Electrocution Accident 1: Welding in Water

A welder was tasked to repair a hole in the hull of a barge. The compartment was flooded with 5 inches of water. He completed the circuit between the electrode holder and ground, and current flowed through his wet body, electrocuting him. A competent person should check the space prior to entry, and the water should have been pumped out. Do not weld while standing in water.

Electrocution Accident 2: Crane Contact with Power Lines

A crane operator and two riggers were moving structural sections of a crane boom. The crane boom contacted overhead power lines, and 7,200 volts passed through the wire rope to the rigger, killing him. A safe route was not established before the crane was moved. Equipment must not be operated within 10 ft of an energized power line. Always use non-conductive tag lines to control loads.

Crushing Accident: Falling Shell Plate

A truck crane was lifting steel shell plates. The crane operator inadvertently left the auxiliary hoist line partially extended. As the crane swung, the auxiliary line struck the top of a shell plate, causing it to fall onto the welder working below, crushing him to death. Crane operators should assess and recognize potential hazards before starting work. Unused slings and lines must be secured prior to moving the load. Crane operators must never swing loads over employees.

Struck-By Accident: Snapped Mooring Line

Two men were rigging a chain fall to lift a mooring chain. The sling assembly was secured with a manila rope stopper, which snapped, causing the weight of the chain to be transferred back to the sling assembly. The slack assembly struck the rigger in the neck, killing him. A hazard assessment was not performed before the work began, and riggers were not properly trained. Never enter the bite of the line.

Fall Accident 3: Unguarded Catwalk

Workers were positioned on unguarded catwalks while a crane was loading equipment onto a ship. The load disengaged from the hook and struck the catwalk, causing a worker to fall into the hopper and drown. The valve was not properly rigged to the hook of the crane. Employees working on elevated catwalks must have adequate fall protection.

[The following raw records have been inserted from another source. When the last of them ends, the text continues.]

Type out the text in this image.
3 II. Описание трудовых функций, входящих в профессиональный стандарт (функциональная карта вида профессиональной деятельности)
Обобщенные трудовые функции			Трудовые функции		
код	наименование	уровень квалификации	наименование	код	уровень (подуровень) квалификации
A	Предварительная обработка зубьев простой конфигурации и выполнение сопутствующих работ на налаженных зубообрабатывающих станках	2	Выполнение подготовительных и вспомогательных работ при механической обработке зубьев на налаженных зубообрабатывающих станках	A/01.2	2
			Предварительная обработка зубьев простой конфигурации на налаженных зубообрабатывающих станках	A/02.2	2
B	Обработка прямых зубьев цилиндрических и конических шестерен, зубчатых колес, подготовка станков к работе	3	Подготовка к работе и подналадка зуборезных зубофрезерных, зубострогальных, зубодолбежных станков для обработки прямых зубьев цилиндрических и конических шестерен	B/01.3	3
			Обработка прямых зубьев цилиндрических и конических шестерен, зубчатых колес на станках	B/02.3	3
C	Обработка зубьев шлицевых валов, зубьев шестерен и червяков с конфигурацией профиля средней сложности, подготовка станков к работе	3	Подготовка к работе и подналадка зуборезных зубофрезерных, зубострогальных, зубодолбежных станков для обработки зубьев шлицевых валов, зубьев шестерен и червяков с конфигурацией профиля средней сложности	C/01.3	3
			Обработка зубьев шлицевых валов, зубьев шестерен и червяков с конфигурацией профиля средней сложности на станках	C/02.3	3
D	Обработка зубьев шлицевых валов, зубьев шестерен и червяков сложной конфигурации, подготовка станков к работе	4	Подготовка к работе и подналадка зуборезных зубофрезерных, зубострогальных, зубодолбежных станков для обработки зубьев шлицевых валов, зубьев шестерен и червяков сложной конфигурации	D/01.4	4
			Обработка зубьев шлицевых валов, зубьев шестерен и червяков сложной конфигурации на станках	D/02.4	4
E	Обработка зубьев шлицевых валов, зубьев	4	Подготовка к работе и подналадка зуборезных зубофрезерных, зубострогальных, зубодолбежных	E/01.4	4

Diving Accident: Lack of Safety Measures

A dive team was installing j-bolt patches on a crude oil tank barge. A diver re-entered the water alone without a safety line and was later found unconscious and could not be resuscitated. Scuba divers must always be tied to a safety line and line tended from the surface or accompanied by another diver with continuous visual contact. A standby diver must be ready to provide assistance.

Confined Space Accident 3: Carbon Monoxide Poisoning

Two workers were pumping out the bow compartment of a barge using a gasoline-powered pump inside the compartment. Exhaust gases from the pump built up, causing carbon monoxide poisoning, and the workers died. Confined spaces must be visually inspected and tested by a competent person. Ventilation must be provided to maintain the oxygen level and keep carbon monoxide below hazardous levels.

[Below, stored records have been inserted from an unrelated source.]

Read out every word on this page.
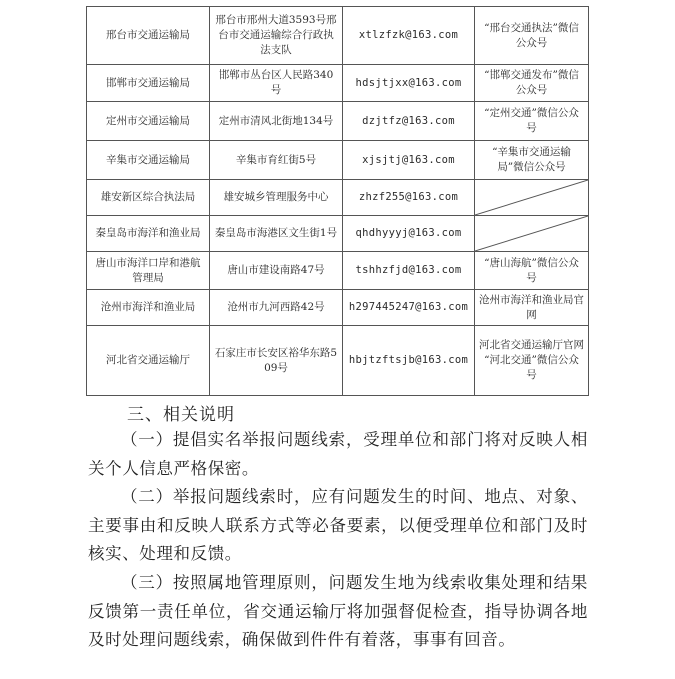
邢台市交通运输局	邢台市邢州大道3593号邢台市交通运输综合行政执法支队	xtlzfzk@163.com	“邢台交通执法”微信公众号
邯郸市交通运输局	邯郸市丛台区人民路340号	hdsjtjxx@163.com	“邯郸交通发布”微信公众号
定州市交通运输局	定州市清风北街地134号	dzjtfz@163.com	“定州交通”微信公众号
辛集市交通运输局	辛集市育红街5号	xjsjtj@163.com	“辛集市交通运输局”微信公众号
雄安新区综合执法局	雄安城乡管理服务中心	zhzf255@163.com	

秦皇岛市海洋和渔业局	秦皇岛市海港区文生街1号	qhdhyyyj@163.com	

唐山市海洋口岸和港航管理局	唐山市建设南路47号	tshhzfjd@163.com	“唐山海航”微信公众号
沧州市海洋和渔业局	沧州市九河西路42号	h297445247@163.com	沧州市海洋和渔业局官网
河北省交通运输厅	石家庄市长安区裕华东路509号	hbjtzftsjb@163.com	河北省交通运输厅官网 “河北交通”微信公众号
三、相关说明

（一）提倡实名举报问题线索，受理单位和部门将对反映人相关个人信息严格保密。

（二）举报问题线索时，应有问题发生的时间、地点、对象、主要事由和反映人联系方式等必备要素，以便受理单位和部门及时核实、处理和反馈。

（三）按照属地管理原则，问题发生地为线索收集处理和结果反馈第一责任单位，省交通运输厅将加强督促检查，指导协调各地及时处理问题线索，确保做到件件有着落，事事有回音。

Electrocution Accident 3: Cross-Wired Breaker

An electrician was working on an open electrical panel. He contacted the panel's main bus bars and was electrocuted. The tagged-out isolation breaker had been cross-wired with another breaker. Employees should verify the location of all energy isolation points and check electrical panels to ensure they are deenergized.

Steam Release Accident: Inaccurate Drawings

A shipyard worker was preparing to replace a high-pressure steam valve. A burst of steam was released, knocking the worker to the ground and producing third-degree burns, leading to his death. Errors and omissions on the ship's as-built drawings had prevented complete isolation and draining of the steam system. Use a thermal gun to check the temperature and verify that the steam system is drained.

Conclusion

The video urges viewers to think about the accidents and use the information to make their jobs safer. All Shipyard workers must wear or use equipment necessary to protect them from occupational safety and health hazards. If asked to perform an unsafe task, ask your supervisor or employer for help or contact your local OSHA Office.